Cingular Boasts Lowest Churn Rate Ever
By LongDistanceUS.com on Friday, July 21 2006
Cingular Wireless L.L.C. kicked off the industry’s second quarter results reporting with an unexpectedly high 1.5 million net new customer additions, as well as the company’s highest-ever net income of $540 million.
The nation’s largest carrier also continued to reduce its churn rate, pushing it down to 1.7 percent overall with a postpaid churn rate of 1.5 percent. Both figures were the company’s best-ever churn performance.
Cingular ended the quarter with 57.3 million customers. Postpaid customers made up more than 1 million of Cingular’s net new customers.
Cingular’s results beat analysts’ expectations.
“The results are even stronger than we expected,” analyst Tom Watts of Cowen Research wrote in a research note.
However, Cingular’s average revenue per user continued its year-over-year slide due to an increasing mix of wholesale customers in the customer base, the company said; ARPU was down 3.3 percent from the second quarter of 2005 to $48.84. However, ARPU was up 0.7 percent from the first quarter of 2006. Data ARPU, meanwhile, grew 38 percent compared with the same period last year and was up 11 percent from the first quarter of 2006 Cingular’s data ARPU accounted for $5.77 of the carrier’s overall ARPU, and its postpaid customers had even higher data ARPU at $6.60.
Cingular also noted that it is continuing to make headway on transitioning customers from TDMA to GSM plans, with 98 percent of its network traffic and 92 percent of its customer base using GSM technology.
Cingular’s total operating revenues were $9.2 billion, with total operating expenses at $8.2 billion. Its operating revenues fell short of what some analysts had expected, mostly due to lower-than-expected equipment revenue.

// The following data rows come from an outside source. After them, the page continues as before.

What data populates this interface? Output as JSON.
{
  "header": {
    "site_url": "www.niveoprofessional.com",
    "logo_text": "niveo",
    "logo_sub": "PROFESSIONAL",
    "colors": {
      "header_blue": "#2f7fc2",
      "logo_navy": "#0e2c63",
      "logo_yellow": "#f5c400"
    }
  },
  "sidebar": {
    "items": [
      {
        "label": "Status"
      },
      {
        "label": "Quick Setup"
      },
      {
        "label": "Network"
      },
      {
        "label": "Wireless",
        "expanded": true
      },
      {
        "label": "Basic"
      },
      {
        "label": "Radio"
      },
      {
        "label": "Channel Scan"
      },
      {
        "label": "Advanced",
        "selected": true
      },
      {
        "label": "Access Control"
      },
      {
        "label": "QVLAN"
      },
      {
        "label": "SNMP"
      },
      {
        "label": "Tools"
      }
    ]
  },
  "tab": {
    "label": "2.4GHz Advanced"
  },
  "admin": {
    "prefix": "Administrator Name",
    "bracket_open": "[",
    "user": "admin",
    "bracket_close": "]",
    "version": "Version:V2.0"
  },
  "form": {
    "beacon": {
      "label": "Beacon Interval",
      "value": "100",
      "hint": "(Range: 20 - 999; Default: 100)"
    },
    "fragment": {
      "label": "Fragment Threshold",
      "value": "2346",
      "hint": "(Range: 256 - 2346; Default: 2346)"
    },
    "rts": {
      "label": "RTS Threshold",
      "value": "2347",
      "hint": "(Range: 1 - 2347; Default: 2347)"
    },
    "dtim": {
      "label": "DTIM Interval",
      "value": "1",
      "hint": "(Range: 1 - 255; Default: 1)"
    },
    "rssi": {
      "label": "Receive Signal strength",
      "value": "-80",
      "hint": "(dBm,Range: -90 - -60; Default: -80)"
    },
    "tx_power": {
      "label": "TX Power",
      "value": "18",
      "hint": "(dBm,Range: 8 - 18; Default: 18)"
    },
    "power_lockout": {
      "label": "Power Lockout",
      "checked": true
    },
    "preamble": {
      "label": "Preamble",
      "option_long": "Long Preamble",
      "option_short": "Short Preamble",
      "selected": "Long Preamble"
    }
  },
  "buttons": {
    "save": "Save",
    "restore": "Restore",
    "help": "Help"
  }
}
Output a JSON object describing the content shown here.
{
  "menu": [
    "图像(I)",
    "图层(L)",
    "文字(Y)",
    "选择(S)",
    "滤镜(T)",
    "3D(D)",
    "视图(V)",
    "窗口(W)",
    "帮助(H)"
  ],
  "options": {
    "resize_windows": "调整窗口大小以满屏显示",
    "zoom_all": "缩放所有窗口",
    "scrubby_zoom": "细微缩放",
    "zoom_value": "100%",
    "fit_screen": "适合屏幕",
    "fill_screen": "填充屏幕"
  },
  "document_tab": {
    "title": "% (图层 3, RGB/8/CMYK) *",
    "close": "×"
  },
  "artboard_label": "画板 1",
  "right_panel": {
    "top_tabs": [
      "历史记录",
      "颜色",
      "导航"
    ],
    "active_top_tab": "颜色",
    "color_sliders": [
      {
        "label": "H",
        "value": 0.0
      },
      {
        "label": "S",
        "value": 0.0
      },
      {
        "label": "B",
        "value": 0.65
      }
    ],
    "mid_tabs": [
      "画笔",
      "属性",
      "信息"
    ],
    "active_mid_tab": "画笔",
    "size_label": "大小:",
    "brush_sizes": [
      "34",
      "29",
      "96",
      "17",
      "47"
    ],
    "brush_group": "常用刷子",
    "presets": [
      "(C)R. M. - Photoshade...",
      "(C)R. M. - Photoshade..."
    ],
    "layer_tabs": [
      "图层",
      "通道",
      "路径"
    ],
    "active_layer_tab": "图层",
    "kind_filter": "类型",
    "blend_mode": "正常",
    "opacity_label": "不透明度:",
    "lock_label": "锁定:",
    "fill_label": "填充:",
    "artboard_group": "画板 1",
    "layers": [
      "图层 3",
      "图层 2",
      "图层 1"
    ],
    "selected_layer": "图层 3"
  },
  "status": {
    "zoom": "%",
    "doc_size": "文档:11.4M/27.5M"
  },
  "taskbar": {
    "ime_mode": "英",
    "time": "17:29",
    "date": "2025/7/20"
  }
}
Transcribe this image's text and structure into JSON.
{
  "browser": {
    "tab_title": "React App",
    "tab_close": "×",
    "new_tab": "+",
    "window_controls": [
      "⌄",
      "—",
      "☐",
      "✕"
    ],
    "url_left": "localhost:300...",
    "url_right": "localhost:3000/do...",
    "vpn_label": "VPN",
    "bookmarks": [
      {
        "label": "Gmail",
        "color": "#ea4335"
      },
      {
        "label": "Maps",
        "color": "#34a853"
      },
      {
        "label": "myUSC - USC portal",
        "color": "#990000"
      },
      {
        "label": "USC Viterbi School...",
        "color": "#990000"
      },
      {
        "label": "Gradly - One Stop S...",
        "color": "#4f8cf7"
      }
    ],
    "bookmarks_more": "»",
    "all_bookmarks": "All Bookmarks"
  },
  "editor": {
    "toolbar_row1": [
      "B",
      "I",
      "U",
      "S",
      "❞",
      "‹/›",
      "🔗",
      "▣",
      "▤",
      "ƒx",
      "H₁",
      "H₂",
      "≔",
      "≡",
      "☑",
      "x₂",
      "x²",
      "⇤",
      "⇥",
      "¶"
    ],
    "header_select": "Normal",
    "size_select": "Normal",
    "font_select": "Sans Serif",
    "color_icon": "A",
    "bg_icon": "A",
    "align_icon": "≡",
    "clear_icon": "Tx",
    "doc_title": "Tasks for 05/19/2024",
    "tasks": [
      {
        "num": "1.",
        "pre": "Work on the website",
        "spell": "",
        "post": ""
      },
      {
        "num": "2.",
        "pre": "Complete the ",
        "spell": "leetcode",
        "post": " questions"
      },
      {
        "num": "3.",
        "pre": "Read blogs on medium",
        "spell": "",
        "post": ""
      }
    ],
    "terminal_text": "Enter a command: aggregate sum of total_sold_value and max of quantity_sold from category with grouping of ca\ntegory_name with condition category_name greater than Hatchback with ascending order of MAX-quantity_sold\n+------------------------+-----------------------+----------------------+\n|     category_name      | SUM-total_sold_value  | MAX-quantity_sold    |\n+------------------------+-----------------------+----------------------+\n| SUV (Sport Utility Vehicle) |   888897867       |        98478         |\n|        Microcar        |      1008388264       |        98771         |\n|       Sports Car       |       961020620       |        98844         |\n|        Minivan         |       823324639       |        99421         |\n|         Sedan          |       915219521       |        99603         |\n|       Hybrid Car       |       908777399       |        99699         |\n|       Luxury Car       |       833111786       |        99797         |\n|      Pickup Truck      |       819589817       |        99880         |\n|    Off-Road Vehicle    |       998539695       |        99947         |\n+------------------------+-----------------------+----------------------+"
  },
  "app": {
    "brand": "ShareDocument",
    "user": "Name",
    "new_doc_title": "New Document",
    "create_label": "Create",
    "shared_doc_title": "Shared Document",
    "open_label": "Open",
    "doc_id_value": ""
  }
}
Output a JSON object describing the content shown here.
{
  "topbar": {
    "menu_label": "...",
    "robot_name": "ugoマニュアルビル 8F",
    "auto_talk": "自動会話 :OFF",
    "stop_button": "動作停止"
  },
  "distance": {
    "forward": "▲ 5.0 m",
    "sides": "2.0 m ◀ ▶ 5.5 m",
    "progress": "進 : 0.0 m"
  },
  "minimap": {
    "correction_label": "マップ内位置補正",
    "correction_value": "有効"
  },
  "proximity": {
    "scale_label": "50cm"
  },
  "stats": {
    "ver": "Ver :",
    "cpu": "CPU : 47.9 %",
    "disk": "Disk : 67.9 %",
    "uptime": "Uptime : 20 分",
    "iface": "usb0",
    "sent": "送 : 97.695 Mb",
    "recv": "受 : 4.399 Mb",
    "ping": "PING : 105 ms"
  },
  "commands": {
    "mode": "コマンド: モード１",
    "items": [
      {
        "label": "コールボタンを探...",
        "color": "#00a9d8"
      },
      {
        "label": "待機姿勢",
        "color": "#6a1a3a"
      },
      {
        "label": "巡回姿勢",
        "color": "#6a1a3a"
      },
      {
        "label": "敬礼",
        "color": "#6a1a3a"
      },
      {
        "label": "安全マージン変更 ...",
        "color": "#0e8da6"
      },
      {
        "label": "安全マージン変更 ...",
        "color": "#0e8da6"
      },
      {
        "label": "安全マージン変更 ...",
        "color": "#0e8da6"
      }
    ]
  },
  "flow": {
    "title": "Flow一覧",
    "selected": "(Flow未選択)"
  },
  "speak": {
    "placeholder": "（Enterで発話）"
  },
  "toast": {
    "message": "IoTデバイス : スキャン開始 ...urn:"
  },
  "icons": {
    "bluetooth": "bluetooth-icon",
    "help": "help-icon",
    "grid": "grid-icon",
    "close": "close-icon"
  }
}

Capital expenditures during the quarter were about $1.6 billion, as the company continued to integrate its networks as well as roll out its UMTS/HSDPA mobile broadband network in several new markets.
Stan Sigman, president and chief executive officer of Cingular, said that the carrier’s net income figure in particular was an indicator of the company’s progress since its acquisition of AT&T Wireless Services Inc. in late 2004.
“This says unambiguously that the merger is not only working but delivering where it counts most—to the bottom line,” Sigman said. “Each and every quarter since the merger has been better then the one before it and serves as the benchmark for the quarter following it.”